As I read Elizabeth Hand's novel in which high schoolers put on Shakespeare's Twelfth Night, I continuously asked myself if imagination did prove true on the stage. Or is the stage just a more tangible bit of imagination, one that doesn't really ever connect with solid, real things.
"Prove true imagination, oh prove true!" is Viola's beginning belief that her brother may be alive in Twelfth Night. And she is wondering if what she is thinking could possibly be true. Could possibly come true. This line hooked me the first time I saw the modern movie version of the play. It has continued to inspire my writing, balanced somewhere next to, on top of, or under the largest window into my imagination. It begs us to ask the question, "What if imagination did prove true?"
Hand's novel is short and the ending skips across time, seeming like a simple summary of life events much of the time.

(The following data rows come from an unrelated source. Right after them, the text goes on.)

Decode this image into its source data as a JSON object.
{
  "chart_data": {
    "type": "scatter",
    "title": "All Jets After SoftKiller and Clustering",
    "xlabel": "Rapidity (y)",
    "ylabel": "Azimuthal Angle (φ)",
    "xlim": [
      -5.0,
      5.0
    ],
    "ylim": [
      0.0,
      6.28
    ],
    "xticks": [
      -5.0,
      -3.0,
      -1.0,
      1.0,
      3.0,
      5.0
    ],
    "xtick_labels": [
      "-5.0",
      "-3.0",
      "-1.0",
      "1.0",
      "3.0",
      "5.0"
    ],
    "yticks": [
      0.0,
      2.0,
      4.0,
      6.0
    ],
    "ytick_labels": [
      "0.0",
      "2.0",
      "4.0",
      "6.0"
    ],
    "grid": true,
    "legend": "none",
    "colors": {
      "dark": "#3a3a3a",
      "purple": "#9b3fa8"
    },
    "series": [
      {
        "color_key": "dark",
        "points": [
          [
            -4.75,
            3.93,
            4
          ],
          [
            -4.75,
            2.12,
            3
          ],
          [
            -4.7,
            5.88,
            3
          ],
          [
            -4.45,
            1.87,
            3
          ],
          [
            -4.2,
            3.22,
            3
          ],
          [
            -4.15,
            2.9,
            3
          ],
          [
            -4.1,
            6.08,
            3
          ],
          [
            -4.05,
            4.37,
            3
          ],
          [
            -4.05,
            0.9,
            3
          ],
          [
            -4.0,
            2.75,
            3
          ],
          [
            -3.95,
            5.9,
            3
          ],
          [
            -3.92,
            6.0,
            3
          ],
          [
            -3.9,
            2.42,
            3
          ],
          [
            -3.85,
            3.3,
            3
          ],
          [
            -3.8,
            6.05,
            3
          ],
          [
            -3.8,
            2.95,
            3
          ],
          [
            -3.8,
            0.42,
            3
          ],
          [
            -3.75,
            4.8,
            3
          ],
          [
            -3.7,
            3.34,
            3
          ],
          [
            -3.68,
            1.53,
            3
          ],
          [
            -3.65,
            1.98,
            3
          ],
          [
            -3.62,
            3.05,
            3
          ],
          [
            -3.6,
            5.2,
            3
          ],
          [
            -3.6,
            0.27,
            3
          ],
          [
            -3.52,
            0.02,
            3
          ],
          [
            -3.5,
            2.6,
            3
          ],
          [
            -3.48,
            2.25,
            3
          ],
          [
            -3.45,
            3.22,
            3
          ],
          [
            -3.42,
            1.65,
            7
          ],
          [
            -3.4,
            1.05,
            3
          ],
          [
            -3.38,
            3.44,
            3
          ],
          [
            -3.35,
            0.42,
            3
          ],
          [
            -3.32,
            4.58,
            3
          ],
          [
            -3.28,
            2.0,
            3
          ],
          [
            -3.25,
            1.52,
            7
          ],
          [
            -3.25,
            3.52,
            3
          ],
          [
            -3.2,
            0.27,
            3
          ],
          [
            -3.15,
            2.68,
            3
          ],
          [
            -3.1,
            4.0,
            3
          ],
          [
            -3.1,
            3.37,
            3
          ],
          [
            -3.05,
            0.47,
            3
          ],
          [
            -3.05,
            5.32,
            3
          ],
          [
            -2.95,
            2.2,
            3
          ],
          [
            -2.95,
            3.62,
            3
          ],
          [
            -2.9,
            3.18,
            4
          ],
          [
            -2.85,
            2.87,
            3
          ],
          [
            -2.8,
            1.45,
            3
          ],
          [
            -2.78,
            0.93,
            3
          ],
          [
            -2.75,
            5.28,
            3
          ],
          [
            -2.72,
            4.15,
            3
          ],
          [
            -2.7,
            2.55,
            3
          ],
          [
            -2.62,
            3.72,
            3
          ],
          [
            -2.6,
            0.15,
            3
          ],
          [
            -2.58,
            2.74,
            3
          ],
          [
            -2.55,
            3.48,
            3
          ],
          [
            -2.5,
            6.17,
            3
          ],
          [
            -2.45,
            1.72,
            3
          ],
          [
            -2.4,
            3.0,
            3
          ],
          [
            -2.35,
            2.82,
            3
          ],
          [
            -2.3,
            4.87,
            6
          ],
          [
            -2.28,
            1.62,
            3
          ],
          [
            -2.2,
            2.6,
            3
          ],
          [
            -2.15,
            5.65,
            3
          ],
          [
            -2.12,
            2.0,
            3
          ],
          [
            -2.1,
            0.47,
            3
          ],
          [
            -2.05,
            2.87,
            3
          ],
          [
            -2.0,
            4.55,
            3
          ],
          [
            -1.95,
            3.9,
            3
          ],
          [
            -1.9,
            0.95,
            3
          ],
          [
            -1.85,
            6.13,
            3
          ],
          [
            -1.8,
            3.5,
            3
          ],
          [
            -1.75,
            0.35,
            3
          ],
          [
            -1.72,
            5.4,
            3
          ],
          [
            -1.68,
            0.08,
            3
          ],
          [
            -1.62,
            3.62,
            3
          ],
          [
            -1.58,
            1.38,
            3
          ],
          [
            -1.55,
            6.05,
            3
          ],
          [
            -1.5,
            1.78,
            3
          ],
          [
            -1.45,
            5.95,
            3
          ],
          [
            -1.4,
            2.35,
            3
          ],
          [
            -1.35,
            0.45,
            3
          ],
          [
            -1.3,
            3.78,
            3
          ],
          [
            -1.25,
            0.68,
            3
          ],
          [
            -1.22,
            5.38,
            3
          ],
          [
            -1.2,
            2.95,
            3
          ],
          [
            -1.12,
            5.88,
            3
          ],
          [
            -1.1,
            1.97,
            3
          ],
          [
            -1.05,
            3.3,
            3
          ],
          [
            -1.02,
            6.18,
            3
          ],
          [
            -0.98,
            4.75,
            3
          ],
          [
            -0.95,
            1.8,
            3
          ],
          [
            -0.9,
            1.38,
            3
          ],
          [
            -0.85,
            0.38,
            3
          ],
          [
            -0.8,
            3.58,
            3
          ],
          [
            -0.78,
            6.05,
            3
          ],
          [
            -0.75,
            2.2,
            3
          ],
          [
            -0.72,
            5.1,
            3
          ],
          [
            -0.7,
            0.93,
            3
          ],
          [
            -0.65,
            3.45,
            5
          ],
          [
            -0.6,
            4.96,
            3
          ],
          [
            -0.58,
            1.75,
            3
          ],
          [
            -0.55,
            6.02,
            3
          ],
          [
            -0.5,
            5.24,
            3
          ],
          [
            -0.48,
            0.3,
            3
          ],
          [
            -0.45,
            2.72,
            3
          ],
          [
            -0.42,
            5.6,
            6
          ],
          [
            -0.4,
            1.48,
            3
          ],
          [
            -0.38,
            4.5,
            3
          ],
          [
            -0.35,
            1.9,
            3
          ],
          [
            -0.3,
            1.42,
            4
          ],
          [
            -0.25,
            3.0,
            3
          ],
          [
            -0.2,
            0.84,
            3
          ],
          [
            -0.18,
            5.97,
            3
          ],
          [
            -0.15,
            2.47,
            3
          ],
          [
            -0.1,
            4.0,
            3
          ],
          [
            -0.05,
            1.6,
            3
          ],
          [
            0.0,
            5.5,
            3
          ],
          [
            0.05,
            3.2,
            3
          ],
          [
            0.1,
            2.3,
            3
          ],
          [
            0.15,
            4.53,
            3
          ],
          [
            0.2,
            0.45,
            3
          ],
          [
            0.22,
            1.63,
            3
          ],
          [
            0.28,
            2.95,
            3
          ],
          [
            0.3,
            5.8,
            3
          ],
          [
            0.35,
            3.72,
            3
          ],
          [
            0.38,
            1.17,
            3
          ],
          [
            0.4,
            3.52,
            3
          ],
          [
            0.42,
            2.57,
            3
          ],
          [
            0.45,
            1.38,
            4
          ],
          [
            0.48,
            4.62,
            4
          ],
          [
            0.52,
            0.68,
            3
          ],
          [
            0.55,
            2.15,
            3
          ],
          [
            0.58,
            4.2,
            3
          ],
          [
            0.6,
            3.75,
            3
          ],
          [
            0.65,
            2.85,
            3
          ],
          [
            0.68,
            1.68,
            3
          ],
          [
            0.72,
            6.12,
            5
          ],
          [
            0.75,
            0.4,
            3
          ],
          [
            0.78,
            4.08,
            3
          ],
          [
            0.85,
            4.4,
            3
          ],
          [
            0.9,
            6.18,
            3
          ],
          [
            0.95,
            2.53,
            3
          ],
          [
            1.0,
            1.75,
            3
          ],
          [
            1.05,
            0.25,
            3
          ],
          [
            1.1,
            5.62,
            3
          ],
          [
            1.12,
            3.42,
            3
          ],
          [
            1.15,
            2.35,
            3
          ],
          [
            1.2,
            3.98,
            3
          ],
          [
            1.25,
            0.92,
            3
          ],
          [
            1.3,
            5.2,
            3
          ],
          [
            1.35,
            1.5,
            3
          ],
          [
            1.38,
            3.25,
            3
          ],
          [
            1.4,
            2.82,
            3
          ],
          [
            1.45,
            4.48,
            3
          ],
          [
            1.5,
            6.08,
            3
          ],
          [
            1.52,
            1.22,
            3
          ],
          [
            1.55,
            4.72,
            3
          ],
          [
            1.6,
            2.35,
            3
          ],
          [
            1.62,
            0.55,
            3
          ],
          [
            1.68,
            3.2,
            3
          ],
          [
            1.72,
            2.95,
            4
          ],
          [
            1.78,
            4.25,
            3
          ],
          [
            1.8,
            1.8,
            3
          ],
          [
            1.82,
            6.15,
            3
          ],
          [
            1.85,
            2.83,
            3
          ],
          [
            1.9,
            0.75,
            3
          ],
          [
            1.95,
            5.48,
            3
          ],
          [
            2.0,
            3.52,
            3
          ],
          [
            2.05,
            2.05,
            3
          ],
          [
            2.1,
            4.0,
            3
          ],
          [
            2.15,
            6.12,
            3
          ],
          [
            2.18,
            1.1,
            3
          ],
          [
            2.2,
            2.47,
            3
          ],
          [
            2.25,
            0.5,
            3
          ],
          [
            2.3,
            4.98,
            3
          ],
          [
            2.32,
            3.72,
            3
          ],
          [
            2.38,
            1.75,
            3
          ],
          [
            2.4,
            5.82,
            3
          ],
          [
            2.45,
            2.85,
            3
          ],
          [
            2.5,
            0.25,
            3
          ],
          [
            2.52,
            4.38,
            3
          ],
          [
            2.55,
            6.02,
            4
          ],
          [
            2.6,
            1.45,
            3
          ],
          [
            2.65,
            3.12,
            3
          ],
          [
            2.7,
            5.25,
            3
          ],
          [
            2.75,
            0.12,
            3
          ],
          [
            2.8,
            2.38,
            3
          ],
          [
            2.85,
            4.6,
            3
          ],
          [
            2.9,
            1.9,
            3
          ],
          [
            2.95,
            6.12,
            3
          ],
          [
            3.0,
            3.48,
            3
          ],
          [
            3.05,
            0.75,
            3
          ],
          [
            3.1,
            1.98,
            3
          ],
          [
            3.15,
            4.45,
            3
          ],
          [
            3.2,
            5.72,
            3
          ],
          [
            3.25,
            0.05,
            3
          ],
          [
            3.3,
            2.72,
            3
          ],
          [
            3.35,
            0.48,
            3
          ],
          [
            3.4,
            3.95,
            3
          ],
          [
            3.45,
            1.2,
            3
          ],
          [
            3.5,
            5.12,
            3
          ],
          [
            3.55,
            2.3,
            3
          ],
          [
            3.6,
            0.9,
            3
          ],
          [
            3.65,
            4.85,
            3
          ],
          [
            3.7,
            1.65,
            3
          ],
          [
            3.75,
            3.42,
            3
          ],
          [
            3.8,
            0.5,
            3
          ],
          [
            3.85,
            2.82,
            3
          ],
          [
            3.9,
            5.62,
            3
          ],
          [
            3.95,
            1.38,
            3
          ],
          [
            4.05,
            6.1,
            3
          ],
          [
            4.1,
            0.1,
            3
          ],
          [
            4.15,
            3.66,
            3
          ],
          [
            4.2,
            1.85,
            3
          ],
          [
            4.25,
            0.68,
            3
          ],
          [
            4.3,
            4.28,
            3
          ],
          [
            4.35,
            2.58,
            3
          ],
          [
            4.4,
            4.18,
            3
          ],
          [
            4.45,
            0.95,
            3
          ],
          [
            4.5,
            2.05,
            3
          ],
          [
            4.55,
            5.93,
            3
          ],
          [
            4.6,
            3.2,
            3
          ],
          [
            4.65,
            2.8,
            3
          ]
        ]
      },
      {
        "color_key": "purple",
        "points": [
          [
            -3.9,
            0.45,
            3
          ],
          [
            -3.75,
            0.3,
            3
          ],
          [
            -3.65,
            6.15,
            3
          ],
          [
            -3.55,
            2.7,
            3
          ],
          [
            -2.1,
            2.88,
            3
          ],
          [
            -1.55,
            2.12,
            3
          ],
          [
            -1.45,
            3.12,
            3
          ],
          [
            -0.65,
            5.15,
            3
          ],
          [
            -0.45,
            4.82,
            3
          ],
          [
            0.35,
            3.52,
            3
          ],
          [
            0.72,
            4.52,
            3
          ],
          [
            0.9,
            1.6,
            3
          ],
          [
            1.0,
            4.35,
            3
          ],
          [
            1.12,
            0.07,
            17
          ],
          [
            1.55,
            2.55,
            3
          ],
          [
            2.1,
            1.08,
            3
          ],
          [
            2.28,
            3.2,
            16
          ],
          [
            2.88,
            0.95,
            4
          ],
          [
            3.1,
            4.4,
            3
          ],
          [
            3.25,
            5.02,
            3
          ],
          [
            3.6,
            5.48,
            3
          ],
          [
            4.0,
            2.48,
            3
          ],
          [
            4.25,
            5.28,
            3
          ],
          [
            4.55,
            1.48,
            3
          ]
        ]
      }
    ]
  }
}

But she does find solid ground in the little theater that Rogan and Maddy find in the attic. The theater is one step into the world of imagination, yet it sits behind a wall in the attic. It was found be accident when a piece of the wall fell down. A classic portal into that next, more understanding, yet elusive of worlds.
It is the love of the stage that is the central theme in Illyria. A love of that imagined place that turns back time, builds bridges, allows for escape, generates and sustains love, and lets us not be cynical of our hope, faith, and belief in things we cannot see, things we cannot hear, things that we can only feel. Places we must use our minds to visit.